Congratulations, you played yourself.]

Fun fact: the evals at the end make no difference at all.

If your teacher is terrible, you can talk to the higher-ups in the department and let them know that there is a serious issue.

I had a professor who was downright abusive, so I pretty much wrote an essay in my eval. He still has a job.

Very few of my students did their evals. I didn’t get to stay on because of budget cuts. But one of my students writing a nasty letter about me in the middle of the semester did far more damage to my position in the department than a couple of “she treats us like children” notes at the end of the semester, because those are mixed with the good reviews about how I legitimately cared about my students.

I found out a month before the end of the semester that I had no chance.

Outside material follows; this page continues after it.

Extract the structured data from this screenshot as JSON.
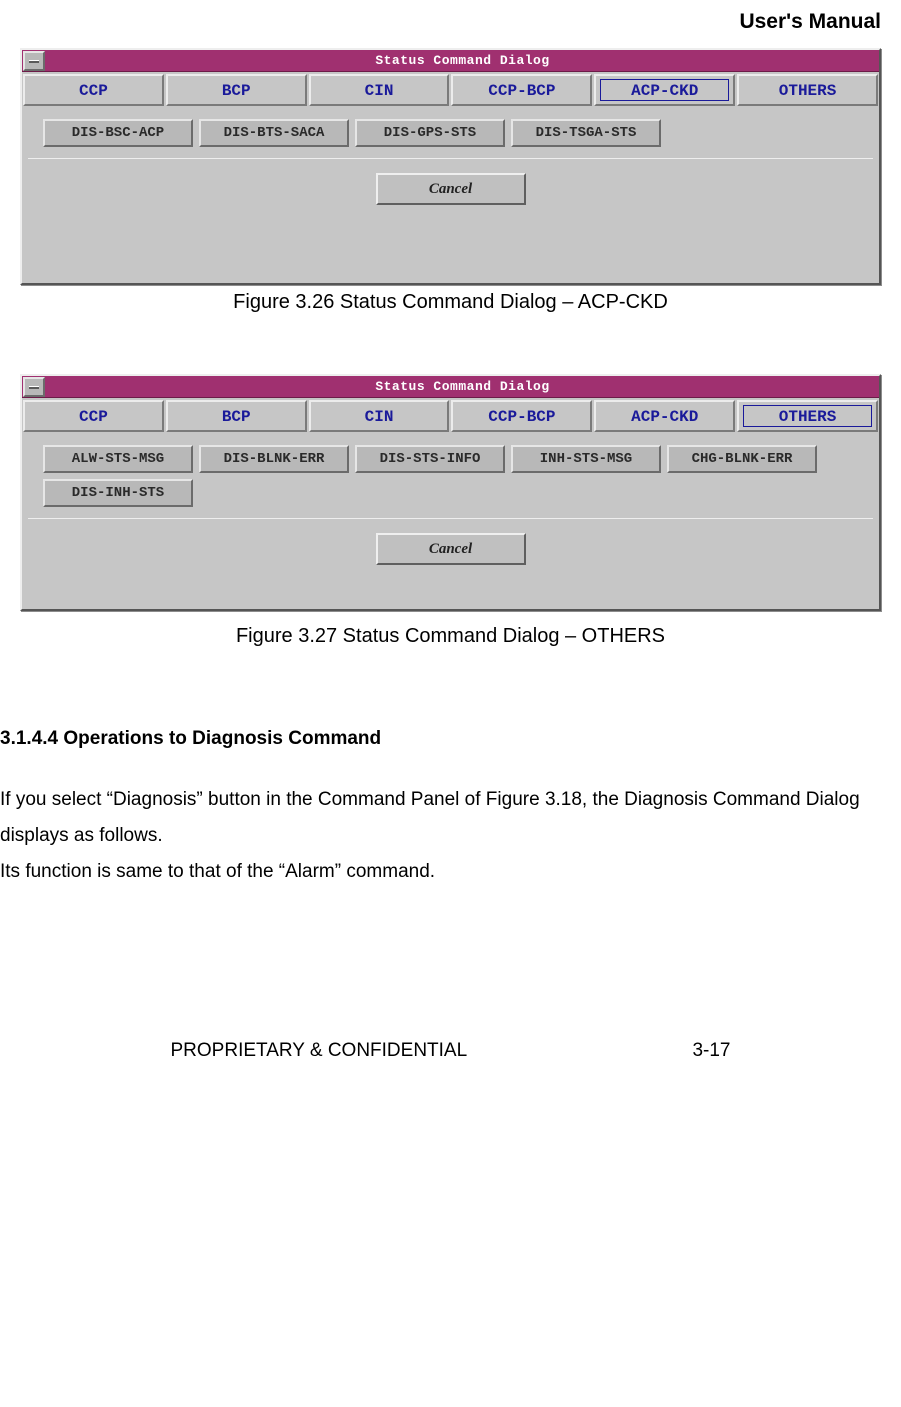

Trust me. If it’s important and terrible, then you NEED to talk to the department earlier, or they’ll just go “It can’t have been that bad if they waited until the end of the semester to tell us this.”

Telling them while it’s happening will make a much bigger impact, especially if you make your plea in person. Do it in person, but be prepared to talk about everything that’s going on. Be honest and open.

If that doesn’t work, take it to the dean. That’s obviously not what you should do first, but it may come to that. Stand your ground if your professor is trying to ruin your life.

Step 1: Talk to your professor, honestly and openly. Tell them in specific terms how their actions/words are affecting you. If it is something that’s causing you physical or emotional harm, then you need to tell them that. Skip to Step 2 if you are afraid of your professor and do not feel safe talking to them one-on-one.

Step 2: Talk to someone else in the department. If you’re not sure who, go to the front office and ask them who you should talk to if you’re concerned about how a professor is treating you.

Step 3: If talking to this other person in the department does not make the situation better, then go to the dean. Deans get stuff DONE. They do not want to have to deal with BS, so they’ll work quickly to alleviate the problem.

I really must emphasize that you should talk to the teacher in question–one-on-one–about the problem. Making a general complaint during or after or before class is easy to brush off. Go to their office hours and talk to them in person, one-on-one. If you are, again, honest and open, it will help. Don’t say stuff like “this isn’t fair” or “I have too many other classes.” Just get to the point.

Never, ever tell a professor that another class is a priority over theirs. EVER. It will not go well in any way. Just don’t do it.

Bring index cards if you’re nervous and think you might forget your main points.

If you still don’t feel confident, try stopping by the counseling center on your campus, if you have one available to you as a student.

Whatever you do, do NOT wait until the end of the semester and just write a note or something. DO SOMETHING ASAP if there is a real, legitimate problem.

Important notes above for those of you starting a new semester of school!

Quick tip: Don’t ask “Did I miss anything?” Ask “What did I miss?” You’d be amazed at what that little change can do.